Voilà, ma chère Eugénie, comme raisonnent
ces gens-là, et moi j'y ajoute, d'après mon expérience
et mes études, que la cruauté, bien loin d'être un vice,
est le premier sentiment qu'imprime en nous la nature.
L'enfant brise son hochet, mord le téton de sa
nourrice, étrangle son oiseau, bien avant que d'avoir
l'âge de raison. La cruauté est empreinte dans les
animaux, chez lesquels, ainsi que je crois vous l'avoir
dit, les lois de la nature se lisent bien plus
énergiquement que chez nous; elle est chez les
sauvages bien plus rapprochée de la nature que chez
l'homme civilisé: il serait donc absurde d'établir qu'elle
est une suite de la dépravation. Ce système est faux, je
le répète. La cruauté est dans la nature; nous naissons
tous avec une dose de cruauté que la seule éducation
modifie; mais l'éducation n'est pas dans la nature, elle
nuit autant aux effets sacrés de la nature que la culture
nuit aux arbres.

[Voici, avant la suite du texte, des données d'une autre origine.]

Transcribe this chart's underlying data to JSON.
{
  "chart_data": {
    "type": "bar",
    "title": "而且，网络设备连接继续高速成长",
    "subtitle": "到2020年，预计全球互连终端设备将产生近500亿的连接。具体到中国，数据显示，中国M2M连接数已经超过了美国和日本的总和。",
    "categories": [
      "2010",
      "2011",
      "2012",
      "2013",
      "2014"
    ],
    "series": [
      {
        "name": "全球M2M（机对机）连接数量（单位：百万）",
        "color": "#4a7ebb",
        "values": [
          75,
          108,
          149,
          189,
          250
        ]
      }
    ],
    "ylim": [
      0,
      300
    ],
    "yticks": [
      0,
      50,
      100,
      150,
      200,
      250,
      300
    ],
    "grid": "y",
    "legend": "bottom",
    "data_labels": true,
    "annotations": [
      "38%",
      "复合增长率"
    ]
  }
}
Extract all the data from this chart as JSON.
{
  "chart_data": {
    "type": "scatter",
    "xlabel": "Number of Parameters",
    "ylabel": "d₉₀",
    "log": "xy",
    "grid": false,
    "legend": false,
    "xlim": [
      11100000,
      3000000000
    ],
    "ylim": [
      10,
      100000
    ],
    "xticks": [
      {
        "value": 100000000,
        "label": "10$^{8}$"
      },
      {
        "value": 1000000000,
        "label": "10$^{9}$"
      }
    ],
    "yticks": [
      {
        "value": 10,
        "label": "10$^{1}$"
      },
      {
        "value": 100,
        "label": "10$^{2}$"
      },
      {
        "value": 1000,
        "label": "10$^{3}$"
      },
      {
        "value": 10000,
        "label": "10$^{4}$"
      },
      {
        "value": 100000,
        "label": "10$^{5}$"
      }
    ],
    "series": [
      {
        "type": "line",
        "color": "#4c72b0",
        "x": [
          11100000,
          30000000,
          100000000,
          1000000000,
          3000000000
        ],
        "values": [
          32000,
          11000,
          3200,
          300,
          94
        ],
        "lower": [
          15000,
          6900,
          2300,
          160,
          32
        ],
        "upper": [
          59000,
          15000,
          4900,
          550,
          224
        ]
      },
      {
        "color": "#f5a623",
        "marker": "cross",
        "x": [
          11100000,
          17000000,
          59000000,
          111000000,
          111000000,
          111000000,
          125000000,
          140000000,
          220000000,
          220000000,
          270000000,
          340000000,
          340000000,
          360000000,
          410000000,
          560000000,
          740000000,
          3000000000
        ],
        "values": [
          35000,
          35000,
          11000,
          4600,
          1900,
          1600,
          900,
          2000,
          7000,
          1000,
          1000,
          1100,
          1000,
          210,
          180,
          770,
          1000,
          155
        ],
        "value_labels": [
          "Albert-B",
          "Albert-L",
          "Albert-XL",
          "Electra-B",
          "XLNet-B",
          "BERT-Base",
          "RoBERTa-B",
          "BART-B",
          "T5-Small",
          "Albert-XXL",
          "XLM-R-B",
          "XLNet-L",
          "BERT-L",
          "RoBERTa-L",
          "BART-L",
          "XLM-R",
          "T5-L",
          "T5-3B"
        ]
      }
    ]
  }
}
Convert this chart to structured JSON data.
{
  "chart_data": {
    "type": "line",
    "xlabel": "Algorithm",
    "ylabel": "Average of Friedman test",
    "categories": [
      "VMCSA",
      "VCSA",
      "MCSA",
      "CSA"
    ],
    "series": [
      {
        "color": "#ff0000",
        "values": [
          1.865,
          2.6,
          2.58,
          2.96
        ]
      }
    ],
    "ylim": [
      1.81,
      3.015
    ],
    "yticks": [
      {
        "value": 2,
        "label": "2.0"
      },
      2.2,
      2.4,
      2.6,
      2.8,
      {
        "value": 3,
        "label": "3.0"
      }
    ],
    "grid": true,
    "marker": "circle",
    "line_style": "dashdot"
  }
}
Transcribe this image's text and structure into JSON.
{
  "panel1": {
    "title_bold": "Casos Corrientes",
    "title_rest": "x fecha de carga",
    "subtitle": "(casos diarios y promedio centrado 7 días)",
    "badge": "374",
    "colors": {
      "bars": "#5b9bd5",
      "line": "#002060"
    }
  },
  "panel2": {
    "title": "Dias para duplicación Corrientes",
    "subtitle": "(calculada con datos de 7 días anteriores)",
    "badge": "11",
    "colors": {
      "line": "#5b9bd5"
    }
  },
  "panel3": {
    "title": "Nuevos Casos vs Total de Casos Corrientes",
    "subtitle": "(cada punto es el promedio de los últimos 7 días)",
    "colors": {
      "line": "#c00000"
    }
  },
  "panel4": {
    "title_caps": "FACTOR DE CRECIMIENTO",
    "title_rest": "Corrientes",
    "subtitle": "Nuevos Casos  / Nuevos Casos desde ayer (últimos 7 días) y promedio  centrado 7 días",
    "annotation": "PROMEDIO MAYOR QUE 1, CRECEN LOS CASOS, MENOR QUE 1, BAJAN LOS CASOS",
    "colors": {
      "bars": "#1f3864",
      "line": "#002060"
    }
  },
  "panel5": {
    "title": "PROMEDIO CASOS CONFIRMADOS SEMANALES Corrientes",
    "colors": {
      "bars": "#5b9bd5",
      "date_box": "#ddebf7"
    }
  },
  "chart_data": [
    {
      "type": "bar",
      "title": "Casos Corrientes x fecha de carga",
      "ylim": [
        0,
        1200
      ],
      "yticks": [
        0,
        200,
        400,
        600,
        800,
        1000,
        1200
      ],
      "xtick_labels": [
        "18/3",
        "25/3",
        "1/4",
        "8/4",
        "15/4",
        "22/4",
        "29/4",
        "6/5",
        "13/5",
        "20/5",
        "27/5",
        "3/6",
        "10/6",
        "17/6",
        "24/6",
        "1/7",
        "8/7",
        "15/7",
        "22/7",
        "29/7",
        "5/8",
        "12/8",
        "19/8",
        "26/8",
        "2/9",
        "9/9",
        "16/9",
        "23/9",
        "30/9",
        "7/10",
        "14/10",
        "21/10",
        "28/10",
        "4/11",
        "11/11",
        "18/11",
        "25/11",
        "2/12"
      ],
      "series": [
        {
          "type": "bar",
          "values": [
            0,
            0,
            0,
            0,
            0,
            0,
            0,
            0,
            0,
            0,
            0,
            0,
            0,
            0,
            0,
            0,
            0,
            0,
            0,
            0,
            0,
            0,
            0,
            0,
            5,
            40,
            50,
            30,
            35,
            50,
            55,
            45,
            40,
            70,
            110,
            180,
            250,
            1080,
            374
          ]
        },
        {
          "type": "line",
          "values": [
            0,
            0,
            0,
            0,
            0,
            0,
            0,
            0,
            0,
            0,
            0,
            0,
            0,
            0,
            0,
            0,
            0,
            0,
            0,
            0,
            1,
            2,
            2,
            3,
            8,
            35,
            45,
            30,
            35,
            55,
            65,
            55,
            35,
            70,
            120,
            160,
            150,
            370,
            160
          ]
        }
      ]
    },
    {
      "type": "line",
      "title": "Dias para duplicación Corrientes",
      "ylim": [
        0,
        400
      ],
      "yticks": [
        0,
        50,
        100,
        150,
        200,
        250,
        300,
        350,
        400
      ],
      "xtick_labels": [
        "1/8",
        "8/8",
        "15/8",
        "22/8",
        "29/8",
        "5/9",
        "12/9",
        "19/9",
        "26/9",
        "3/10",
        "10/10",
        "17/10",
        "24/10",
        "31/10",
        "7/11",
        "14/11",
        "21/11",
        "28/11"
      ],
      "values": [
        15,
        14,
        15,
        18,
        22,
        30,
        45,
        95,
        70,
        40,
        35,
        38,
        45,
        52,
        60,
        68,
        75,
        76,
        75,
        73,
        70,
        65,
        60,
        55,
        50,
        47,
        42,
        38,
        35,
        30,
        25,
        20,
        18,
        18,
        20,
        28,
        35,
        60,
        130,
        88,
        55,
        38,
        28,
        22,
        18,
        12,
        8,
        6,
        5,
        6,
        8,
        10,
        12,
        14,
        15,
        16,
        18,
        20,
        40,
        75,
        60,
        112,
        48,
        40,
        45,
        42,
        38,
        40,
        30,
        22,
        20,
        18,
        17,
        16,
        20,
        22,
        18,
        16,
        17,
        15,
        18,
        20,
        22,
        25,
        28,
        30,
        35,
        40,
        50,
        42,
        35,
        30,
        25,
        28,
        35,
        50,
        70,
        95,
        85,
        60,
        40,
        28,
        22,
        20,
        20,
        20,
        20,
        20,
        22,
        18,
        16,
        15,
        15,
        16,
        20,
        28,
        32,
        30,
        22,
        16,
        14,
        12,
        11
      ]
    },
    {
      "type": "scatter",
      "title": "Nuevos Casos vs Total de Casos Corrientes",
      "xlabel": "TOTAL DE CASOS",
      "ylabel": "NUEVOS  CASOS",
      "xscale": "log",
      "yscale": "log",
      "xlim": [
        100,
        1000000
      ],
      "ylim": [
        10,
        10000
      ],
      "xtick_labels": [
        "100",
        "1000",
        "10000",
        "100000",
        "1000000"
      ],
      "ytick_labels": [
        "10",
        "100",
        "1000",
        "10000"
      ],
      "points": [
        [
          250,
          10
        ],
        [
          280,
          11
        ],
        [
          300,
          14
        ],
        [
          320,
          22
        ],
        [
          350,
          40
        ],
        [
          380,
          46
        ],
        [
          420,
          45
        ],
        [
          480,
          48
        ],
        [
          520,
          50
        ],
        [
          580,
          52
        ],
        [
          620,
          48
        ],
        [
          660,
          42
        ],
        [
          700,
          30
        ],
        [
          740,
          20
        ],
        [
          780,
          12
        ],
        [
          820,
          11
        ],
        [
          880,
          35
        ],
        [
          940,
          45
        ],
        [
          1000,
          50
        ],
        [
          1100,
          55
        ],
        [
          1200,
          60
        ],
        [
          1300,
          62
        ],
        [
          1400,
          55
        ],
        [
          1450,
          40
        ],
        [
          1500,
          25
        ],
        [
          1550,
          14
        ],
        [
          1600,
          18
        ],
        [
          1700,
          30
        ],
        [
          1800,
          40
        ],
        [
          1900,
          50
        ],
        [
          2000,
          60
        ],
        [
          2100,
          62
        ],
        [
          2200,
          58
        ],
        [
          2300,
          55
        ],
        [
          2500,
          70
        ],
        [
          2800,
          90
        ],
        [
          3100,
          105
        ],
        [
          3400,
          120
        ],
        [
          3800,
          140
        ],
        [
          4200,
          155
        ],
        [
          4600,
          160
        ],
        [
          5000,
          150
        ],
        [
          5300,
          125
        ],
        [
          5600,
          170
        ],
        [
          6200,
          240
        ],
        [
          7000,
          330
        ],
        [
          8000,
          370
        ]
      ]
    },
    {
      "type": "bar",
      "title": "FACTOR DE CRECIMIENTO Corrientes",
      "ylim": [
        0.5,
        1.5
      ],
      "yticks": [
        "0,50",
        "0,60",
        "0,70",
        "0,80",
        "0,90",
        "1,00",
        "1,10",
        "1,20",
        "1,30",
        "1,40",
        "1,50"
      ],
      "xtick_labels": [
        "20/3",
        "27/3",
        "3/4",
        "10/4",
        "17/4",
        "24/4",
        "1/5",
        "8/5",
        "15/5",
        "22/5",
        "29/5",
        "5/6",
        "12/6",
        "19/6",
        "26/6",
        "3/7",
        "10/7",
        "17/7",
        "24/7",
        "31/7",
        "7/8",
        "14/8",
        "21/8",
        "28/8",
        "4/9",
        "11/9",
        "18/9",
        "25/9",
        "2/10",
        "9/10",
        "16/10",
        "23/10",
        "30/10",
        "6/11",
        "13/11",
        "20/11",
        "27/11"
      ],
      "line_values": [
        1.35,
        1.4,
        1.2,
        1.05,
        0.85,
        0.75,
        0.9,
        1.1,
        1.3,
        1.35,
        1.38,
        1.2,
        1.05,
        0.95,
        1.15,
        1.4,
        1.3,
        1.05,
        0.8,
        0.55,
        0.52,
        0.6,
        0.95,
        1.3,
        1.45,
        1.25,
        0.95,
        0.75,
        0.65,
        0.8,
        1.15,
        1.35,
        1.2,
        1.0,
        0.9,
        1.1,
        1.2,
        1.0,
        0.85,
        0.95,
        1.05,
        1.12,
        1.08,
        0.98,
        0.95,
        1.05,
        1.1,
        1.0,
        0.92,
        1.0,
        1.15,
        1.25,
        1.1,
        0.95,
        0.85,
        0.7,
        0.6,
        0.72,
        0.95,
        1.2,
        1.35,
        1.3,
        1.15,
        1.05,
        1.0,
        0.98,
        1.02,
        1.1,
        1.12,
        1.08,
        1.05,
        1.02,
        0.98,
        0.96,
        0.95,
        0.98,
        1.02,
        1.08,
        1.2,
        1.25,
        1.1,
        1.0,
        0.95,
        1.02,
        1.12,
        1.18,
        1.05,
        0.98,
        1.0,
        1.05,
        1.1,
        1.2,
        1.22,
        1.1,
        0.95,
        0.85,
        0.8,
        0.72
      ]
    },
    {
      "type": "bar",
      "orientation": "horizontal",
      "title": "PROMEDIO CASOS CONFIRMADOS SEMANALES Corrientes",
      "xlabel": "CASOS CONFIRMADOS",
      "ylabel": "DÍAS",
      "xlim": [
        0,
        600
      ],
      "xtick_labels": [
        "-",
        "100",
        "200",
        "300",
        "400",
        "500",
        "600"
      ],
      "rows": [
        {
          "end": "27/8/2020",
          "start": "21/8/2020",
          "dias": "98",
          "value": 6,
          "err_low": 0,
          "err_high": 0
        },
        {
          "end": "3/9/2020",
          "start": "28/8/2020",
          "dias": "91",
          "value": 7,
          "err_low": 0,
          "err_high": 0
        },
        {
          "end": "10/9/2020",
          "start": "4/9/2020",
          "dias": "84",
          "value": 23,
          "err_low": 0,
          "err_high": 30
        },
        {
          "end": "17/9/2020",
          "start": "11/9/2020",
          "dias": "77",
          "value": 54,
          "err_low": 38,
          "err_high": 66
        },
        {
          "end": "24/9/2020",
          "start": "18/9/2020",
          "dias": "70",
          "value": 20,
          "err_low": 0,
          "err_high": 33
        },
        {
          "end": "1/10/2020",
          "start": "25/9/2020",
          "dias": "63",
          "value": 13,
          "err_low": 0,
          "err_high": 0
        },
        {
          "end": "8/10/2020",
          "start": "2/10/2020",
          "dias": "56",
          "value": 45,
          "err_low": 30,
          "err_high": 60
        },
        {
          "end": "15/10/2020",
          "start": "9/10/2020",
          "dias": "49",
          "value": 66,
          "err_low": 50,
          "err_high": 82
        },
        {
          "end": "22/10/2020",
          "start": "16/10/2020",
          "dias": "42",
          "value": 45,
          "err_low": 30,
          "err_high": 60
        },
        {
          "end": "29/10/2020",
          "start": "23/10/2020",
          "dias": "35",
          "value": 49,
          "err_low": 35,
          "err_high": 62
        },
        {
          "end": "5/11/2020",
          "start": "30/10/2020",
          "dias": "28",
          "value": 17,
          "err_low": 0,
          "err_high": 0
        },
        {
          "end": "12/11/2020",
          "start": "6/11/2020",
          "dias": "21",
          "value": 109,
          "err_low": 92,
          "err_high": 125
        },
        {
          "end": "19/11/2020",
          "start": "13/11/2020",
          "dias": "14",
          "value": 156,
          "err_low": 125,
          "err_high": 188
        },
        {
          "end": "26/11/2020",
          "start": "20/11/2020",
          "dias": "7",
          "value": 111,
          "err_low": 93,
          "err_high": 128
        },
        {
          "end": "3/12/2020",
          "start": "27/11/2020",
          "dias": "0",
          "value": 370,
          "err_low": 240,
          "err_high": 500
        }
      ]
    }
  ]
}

Comparez dans vos vergers l'arbre
abandonné aux soins de la nature, avec celui que votre
art soigne en le contraignant, et vous verrez lequel est
le plus beau, vous éprouverez lequel vous donnera de
meilleurs fruits. La cruauté n'est autre chose que
l'énergie de l'homme que la civilisation n'a point
encore corrompue : elle est donc une vertu et non pas
un vice. Retranchez vos lois, vos punitions, vos usages,
et la cruauté n'aura plus d'effets dangereux, puisqu'elle
n'agira jamais sans pouvoir être aussitôt repoussée par
les mêmes voies; c'est dans l'état de civilisation qu'elle
est dangereuse, parce que l'être lésé manque presque
toujours, ou de la force, ou des moyens de repousser
l'injure; mais dans l'état d'incivilisation, si elle agit sur
le fort, elle sera repoussée par lui, et si elle agit sur le
faible, ne lésant qu'un être qui cède au fort par les lois
de la nature, elle n'a pas le moindre inconvénient.